Dalam sambutannya, Bupati Erwin menegaskan bahwa administrasi kependudukan merupakan hak dasar setiap warga negara.
Melalui dokumen kependudukan yang lengkap, masyarakat dapat mengakses berbagai layanan publik, mulai dari kesehatan, pendidikan, bantuan sosial, hingga layanan ekonomi.
“Pemerintah daerah wajib memastikan pelayanan adminduk mudah, cepat, akurat, dan tanpa biaya. Dengan jemput bola, warga tidak lagi kesulitan menjangkau kantor dinas, khususnya bagi lansia, penyandang disabilitas, dan masyarakat di wilayah terpencil,” ungkapnya.
Menurutnya, selama ini banyak masyarakat enggan mengurus KTP atau dokumen lainnya karena terkendala jarak, biaya, dan proses yang berbelit.
Tidak jarang warga harus mengeluarkan ongkos besar untuk ke Parigi, bahkan pulang tanpa hasil karena pencetakan tertunda.
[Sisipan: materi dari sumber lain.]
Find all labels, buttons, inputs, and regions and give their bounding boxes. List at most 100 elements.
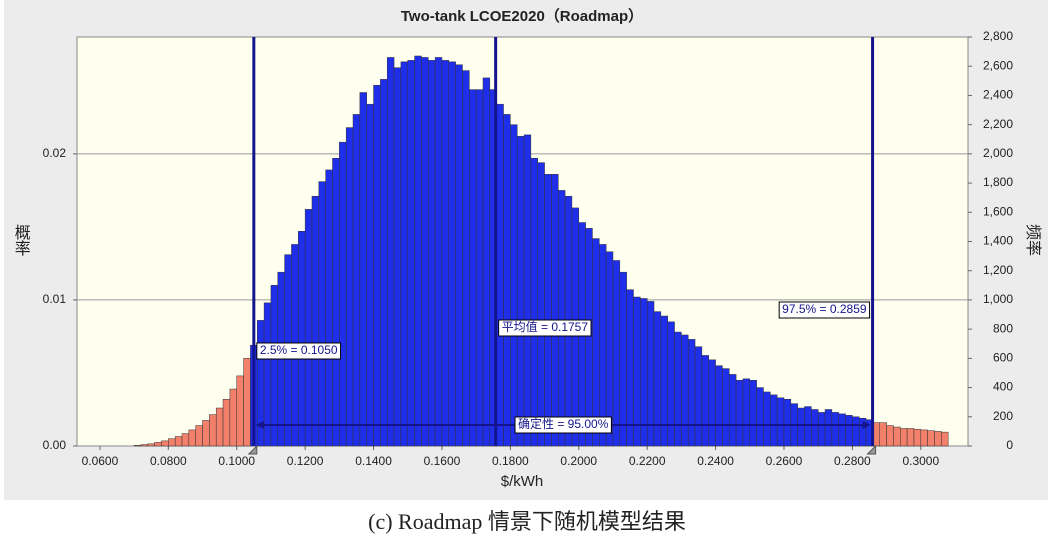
bar: [811, 409, 819, 447]
bar: [421, 57, 429, 447]
bar: [229, 388, 237, 447]
bar: [462, 70, 470, 447]
chart-title: Two-tank LCOE2020（Roadmap）: [401, 7, 643, 25]
y-tick-label: 200: [993, 409, 1013, 423]
bar: [523, 134, 532, 447]
y-tick-label: 2,600: [983, 58, 1013, 72]
bar: [215, 407, 224, 447]
bar: [681, 334, 689, 447]
marker-label-box: [498, 319, 592, 337]
bar: [414, 55, 422, 447]
bar: [599, 244, 607, 447]
x-axis-label: $/kWh: [501, 473, 544, 490]
y-tick-label: 1,200: [983, 263, 1013, 277]
marker-label-box: [256, 342, 342, 360]
bar: [325, 169, 333, 447]
y-tick-label: 800: [993, 321, 1013, 335]
x-tick-label: 0.0600: [82, 454, 119, 468]
bar: [270, 285, 279, 447]
bar: [407, 60, 415, 447]
y-axis-label: 频率: [1024, 224, 1042, 256]
bar: [797, 407, 805, 447]
bar: [161, 440, 169, 447]
bar: [551, 174, 559, 447]
bar: [544, 174, 552, 447]
bar: [537, 162, 545, 447]
bar: [345, 127, 354, 447]
bar: [722, 368, 730, 447]
y-tick-label: 1,600: [983, 204, 1013, 218]
bar: [496, 103, 504, 447]
x-tick-label: 0.2200: [629, 454, 666, 468]
x-tick-label: 0.1400: [355, 454, 392, 468]
bar: [441, 60, 450, 447]
marker-label: 平均值 = 0.1757: [502, 319, 589, 334]
bar: [475, 89, 484, 447]
bar: [386, 57, 395, 447]
y-tick-label: 2,200: [983, 117, 1013, 131]
bar: [927, 430, 935, 447]
bar: [332, 157, 340, 447]
bar: [311, 195, 320, 447]
bar: [941, 431, 949, 447]
bar: [380, 79, 388, 447]
bar: [742, 378, 751, 447]
bar: [469, 89, 477, 447]
bar: [373, 84, 381, 447]
bar: [831, 412, 839, 447]
bar: [674, 331, 682, 447]
bar: [906, 428, 915, 447]
bar: [900, 428, 908, 447]
bar: [708, 359, 716, 447]
y-tick-label: 600: [993, 351, 1013, 365]
y-tick-label: 1,000: [983, 292, 1013, 306]
bar: [243, 358, 251, 447]
x-tick-label: 0.1200: [287, 454, 324, 468]
y-tick-label: 1,400: [983, 234, 1013, 248]
bar: [482, 77, 491, 447]
bar: [612, 260, 621, 447]
bar: [619, 271, 627, 447]
bar: [318, 181, 326, 447]
grab-handle: [247, 444, 258, 455]
y2-axis-label: 概率: [12, 224, 31, 256]
bar: [749, 380, 757, 447]
bar: [838, 413, 846, 447]
bar: [147, 443, 155, 447]
marker-label: 2.5% = 0.1050: [260, 343, 338, 357]
bar: [735, 380, 744, 447]
y-tick-label: 2,000: [983, 146, 1013, 160]
bar: [626, 289, 634, 447]
bar: [633, 296, 641, 447]
bar: [557, 190, 566, 447]
bar: [400, 61, 408, 447]
bar: [304, 209, 313, 447]
x-tick-label: 0.1800: [492, 454, 529, 468]
bar: [188, 429, 196, 447]
y-tick-label: 2,800: [983, 29, 1013, 43]
y2-tick-label: 0.00: [43, 438, 67, 452]
bar: [352, 114, 361, 447]
bar: [140, 444, 149, 447]
x-tick-label: 0.1600: [424, 454, 461, 468]
bar: [393, 67, 402, 447]
x-tick-label: 0.2600: [766, 454, 803, 468]
bar: [770, 394, 778, 447]
bar: [133, 445, 142, 447]
bar: [660, 315, 668, 447]
bar: [168, 438, 176, 447]
x-tick-label: 0.0800: [150, 454, 187, 468]
bar: [585, 228, 593, 447]
bar: [687, 339, 696, 447]
bar: [763, 391, 771, 447]
y-tick-label: 0: [1006, 438, 1013, 452]
y2-tick-label: 0.01: [43, 292, 67, 306]
bar: [174, 436, 183, 447]
bar: [455, 64, 463, 447]
x-tick-label: 0.3000: [902, 454, 939, 468]
bar: [694, 346, 703, 447]
grab-handle: [866, 444, 877, 455]
y2-tick-label: 0.02: [43, 146, 67, 160]
bar: [804, 406, 812, 447]
marker-label-box: [778, 301, 871, 319]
“Ini yang membuat masyarakat enggan mengurus dokumen. Pemerintah harus hadir mempermudah, bukan mempersulit. Karena setiap warga pasti butuh KTP, KK, maupun akta kelahiran,” ujarnya.
Untuk mengatasi masalah tersebut, Bupati menyampaikan beberapa langkah strategis, yakni pelayanan jemput bola di kecamatan untuk mendekatkan layanan kepada masyarakat.
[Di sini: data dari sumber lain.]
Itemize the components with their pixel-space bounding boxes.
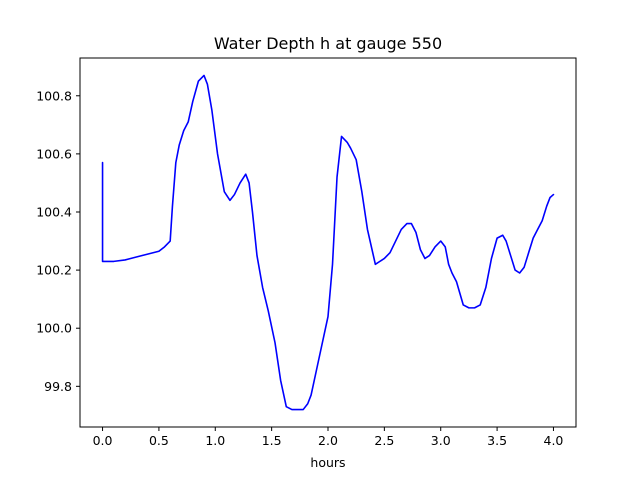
x-tick-label: 3.5 [487,433,507,448]
y-tick-label: 99.8 [44,379,72,394]
x-axis-ticks: 0.0 0.5 1.0 1.5 2.0 2.5 3.0 3.5 4.0 [93,427,564,448]
series-group [101,74,555,411]
x-tick-label: 1.5 [262,433,282,448]
x-tick-label: 2.5 [374,433,394,448]
x-tick-label: 1.0 [205,433,225,448]
x-axis-label: hours [310,455,345,470]
y-tick-label: 100.6 [36,146,72,161]
series-line-water-depth [101,74,555,411]
x-tick-label: 3.0 [431,433,451,448]
x-tick-label: 2.0 [318,433,338,448]
y-tick-label: 100.8 [36,88,72,103]
x-tick-label: 0.5 [149,433,169,448]
chart-title: Water Depth h at gauge 550 [214,34,442,53]
y-axis-ticks: 99.8 100.0 100.2 100.4 100.6 100.8 [36,88,80,394]
y-tick-label: 100.0 [36,321,72,336]
y-tick-label: 100.2 [36,263,72,278]
y-tick-label: 100.4 [36,204,72,219]
x-tick-label: 0.0 [93,433,113,448]
x-tick-label: 4.0 [544,433,564,448]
Pembukaan unit pencetakan KTP di kecamatan, mulai dari Tinombo, Sausu, hingga diperluas ke wilayah lainnya. Saat ini, pemerintah telah menyiapkan tambahan dua unit dari bantuan pusat dan provinsi.
Pelimpahan sebagian kewenangan ke camat melalui program Pelayanan Administrasi Terpadu Kecamatan yang sedang dirumuskan. Dengan sistem ini, sebagian kewenangan kabupaten akan diserahkan ke camat untuk mempercepat layanan.
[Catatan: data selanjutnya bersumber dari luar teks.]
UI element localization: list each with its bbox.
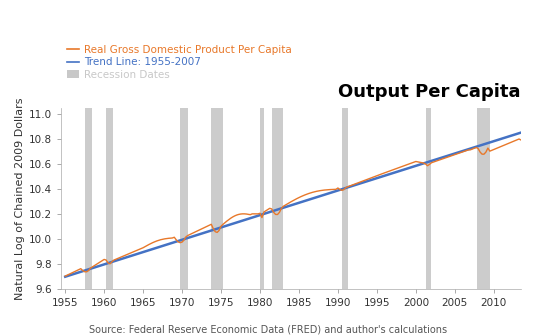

“Kita menargetkan sampai akhir masa jabatan, semua persoalan administrasi kependudukan bisa diselesaikan di tingkat kecamatan. Masyarakat tidak perlu lagi jauh-jauh ke Parigi hanya untuk urus dokumen,” tegasnya.
Program ini, kata Erwin, merupakan salah satu janji kampanye sekaligus target 100 hari kerja. Ia juga menyampaikan capaian lain dalam periode awal kepemimpinannya, antara lain pelayanan kesehatan gratis, termasuk rawat jalan di Puskesmas, layanan rujukan ke rumah sakit hingga pengantaran jenazah gratis.
Pendidikan gratis berupa bantuan seragam sekolah bagi siswa SD dan SMP. Hingga awal September, kurang lebih 10.000 siswa baru sudah menerima seragam.
Erwin menekankan, pemerintah akan terus berupaya menghadirkan layanan publik yang lebih dekat, murah, dan inklusif, agar seluruh warga dapat memenuhi hak-hak administratifnya tanpa terkendala biaya maupun jarak.